Sure. I'll try to explain the system. I'll try to type this out to make it make sense.

The crankshaft is spinning in the engine splashing oil around, same goes for the camshafts. The combustion process causes a lot of cylinder pressure, some of that sneaks past the rings and into the block. The cylinder heads have holes that drain the oil back to the oil pan, those same holes allow that combustion gas that ends up in the crank case to make it into the cylinder head area. So you end up with all these spent combustion gasses and oil inside your engine. The valve cover has a vent on it that, in this case, goes directly to the air intake tube. That tube is always under vacuum sucking those vapors and oil out of the valve cover and into the intake. Those gases and oil is then sucked into the turbo, compressed and travels through the intercooler pipes, intercooler and then back into the intake manifold, cylinder head/valves re-burnt and the processes goes on and on.
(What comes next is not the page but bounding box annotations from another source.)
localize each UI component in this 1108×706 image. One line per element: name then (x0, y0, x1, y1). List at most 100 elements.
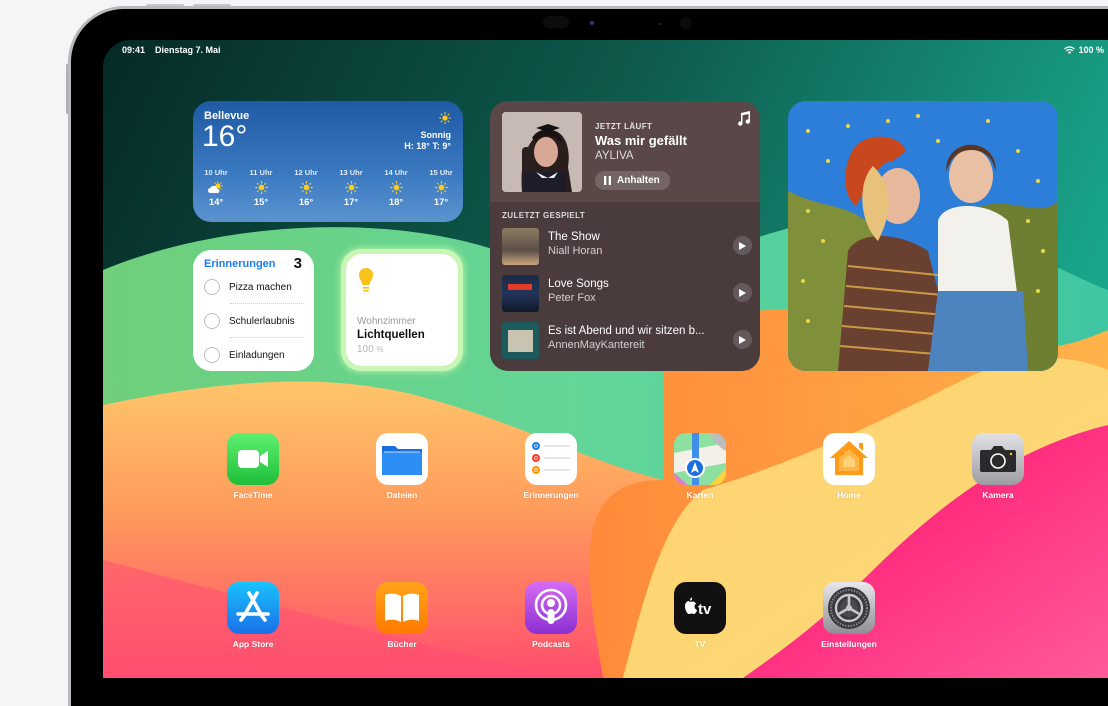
reminder-item[interactable]: Schulerlaubnis (204, 304, 306, 338)
track-artist: Peter Fox (548, 292, 596, 304)
music-note-icon (738, 111, 751, 126)
files-icon (376, 433, 428, 485)
forecast-temp: 17° (433, 197, 449, 208)
app-home[interactable]: Home (809, 433, 889, 500)
svg-text:tv: tv (698, 601, 712, 618)
app-label: Kamera (982, 490, 1014, 500)
app-reminders[interactable]: Erinnerungen (511, 433, 591, 500)
reminder-checkbox[interactable] (204, 347, 220, 363)
track-art (502, 228, 539, 265)
apple-tv-icon: tv (674, 582, 726, 634)
photos-widget[interactable] (788, 101, 1058, 371)
neon-sign (508, 284, 532, 290)
pause-label: Anhalten (617, 175, 660, 186)
forecast-temp: 17° (343, 197, 359, 208)
home-icon (823, 433, 875, 485)
front-camera (543, 16, 569, 28)
app-label: Dateien (386, 490, 418, 500)
play-button[interactable] (733, 330, 752, 349)
reminder-item[interactable]: Einladungen (204, 338, 306, 371)
status-bar: 09:41 Dienstag 7. Mai 100 % (122, 45, 1108, 61)
play-button[interactable] (733, 283, 752, 302)
pause-icon (604, 176, 611, 185)
reminder-checkbox[interactable] (204, 279, 220, 295)
books-icon (376, 582, 428, 634)
forecast-hour-label: 15 Uhr (429, 168, 453, 177)
sun-icon (389, 181, 403, 194)
app-label: App Store (232, 639, 274, 649)
app-books[interactable]: Bücher (362, 582, 442, 649)
forecast-hour: 10 Uhr 14° (203, 168, 229, 208)
app-settings[interactable]: Einstellungen (809, 582, 889, 649)
track-title: The Show (548, 231, 600, 243)
camera-icon (972, 433, 1024, 485)
reminder-label: Pizza machen (229, 281, 292, 293)
album-art-image (502, 112, 582, 192)
app-facetime[interactable]: FaceTime (213, 433, 293, 500)
reminders-widget[interactable]: Erinnerungen 3 Pizza machen Schulerlaubn… (193, 250, 314, 371)
forecast-hour-label: 12 Uhr (294, 168, 318, 177)
sensor-dot (659, 23, 661, 25)
music-widget[interactable]: JETZT LÄUFT Was mir gefällt AYLIVA Anhal… (490, 101, 760, 371)
forecast-hour: 12 Uhr 16° (293, 168, 319, 208)
wifi-icon (1064, 46, 1076, 54)
pause-button[interactable]: Anhalten (595, 171, 670, 190)
now-playing-label: JETZT LÄUFT (595, 122, 653, 131)
app-label: FaceTime (233, 490, 273, 500)
reminder-label: Einladungen (229, 349, 285, 361)
recent-track[interactable]: The Show Niall Horan (502, 226, 752, 266)
facetime-icon (227, 433, 279, 485)
recently-played-label: ZULETZT GESPIELT (502, 211, 586, 220)
weather-widget[interactable]: Bellevue 16° Sonnig H: 18° T: 9° 10 Uhr … (193, 101, 463, 222)
song-title: Was mir gefällt (595, 133, 687, 148)
reminder-item[interactable]: Pizza machen (204, 270, 306, 304)
sensor (680, 17, 692, 29)
play-icon (739, 241, 746, 250)
forecast-temp: 15° (253, 197, 269, 208)
track-title: Es ist Abend und wir sitzen b... (548, 325, 705, 337)
track-artist: Niall Horan (548, 245, 603, 257)
track-art (502, 322, 539, 359)
lights-card[interactable]: Wohnzimmer Lichtquellen 100 % (346, 254, 458, 366)
sun-icon (344, 181, 358, 194)
forecast-temp: 16° (298, 197, 314, 208)
reminder-label: Schulerlaubnis (229, 315, 295, 327)
track-artist: AnnenMayKantereit (548, 339, 645, 351)
forecast-hour: 15 Uhr 17° (428, 168, 454, 208)
app-camera[interactable]: Kamera (958, 433, 1038, 500)
photo-image (788, 101, 1058, 371)
weather-temperature: 16° (202, 120, 248, 153)
app-label: Podcasts (532, 639, 570, 649)
reminders-icon (525, 433, 577, 485)
track-title: Love Songs (548, 278, 609, 290)
lights-brightness: 100 % (357, 344, 384, 355)
recent-track[interactable]: Es ist Abend und wir sitzen b... AnnenMa… (502, 320, 752, 360)
forecast-hour-label: 11 Uhr (249, 168, 273, 177)
brightness-unit: % (376, 345, 384, 354)
app-podcasts[interactable]: Podcasts (511, 582, 591, 649)
app-label: TV (694, 639, 706, 649)
recent-track[interactable]: Love Songs Peter Fox (502, 273, 752, 313)
app-maps[interactable]: Karten (660, 433, 740, 500)
app-label: Erinnerungen (523, 490, 579, 500)
app-label: Karten (686, 490, 714, 500)
app-tv[interactable]: tv TV (660, 582, 740, 649)
lights-name: Lichtquellen (357, 329, 425, 341)
home-screen: 09:41 Dienstag 7. Mai 100 % Bellevue 16°… (103, 40, 1108, 678)
home-lights-widget[interactable]: Wohnzimmer Lichtquellen 100 % (341, 249, 463, 371)
song-artist: AYLIVA (595, 150, 634, 162)
partly-cloudy-icon (208, 181, 223, 193)
reminder-checkbox[interactable] (204, 313, 220, 329)
podcasts-icon (525, 582, 577, 634)
forecast-hour: 11 Uhr 15° (248, 168, 274, 208)
brightness-value: 100 (357, 344, 374, 355)
album-art[interactable] (502, 112, 582, 192)
app-label: Bücher (387, 639, 417, 649)
track-art (502, 275, 539, 312)
app-app-store[interactable]: App Store (213, 582, 293, 649)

Over time, and in many cases not a lot of time, that oil/vapor builds up on the valves/pistons and combustion chamber. It also lowers octane values and the worst part is the oil coats the inside of the intercooler and keeps building up inside of it. We have dumped a solid 1/2 quart of oil out of intercoolers in the past.

The oil separator is put into this system and catches that oil and separates it by a filtering media that is in the can. You occasionally drain it and it keeps the largest majority of the oil in the can, that is the closed system you see here.

A vented can has a filter on the top of it and is not recirculated (I should say should not be). The valve cover vent goes to the can, the crankcase vents directly to the can and catches 100% of the oil and vapors and the intake tract where it use to re-circulate to is eliminated.

The system on the Maverick is good for performance but horrible for contaminating the intake tract. The performance side is good because it directly vents the crankcase pressure but it does so with no way to filter out the contaminates. So what you gain in a drop in crankcase pressure will soon be cancelled by an intercooler full of oil. Even a thin film of oil inside an intercooler drastically drops its efficiency.

Hope this helps.
I'll wait for the vented can. Let us know when ready to order. In Florida we don't have any emissions inspections.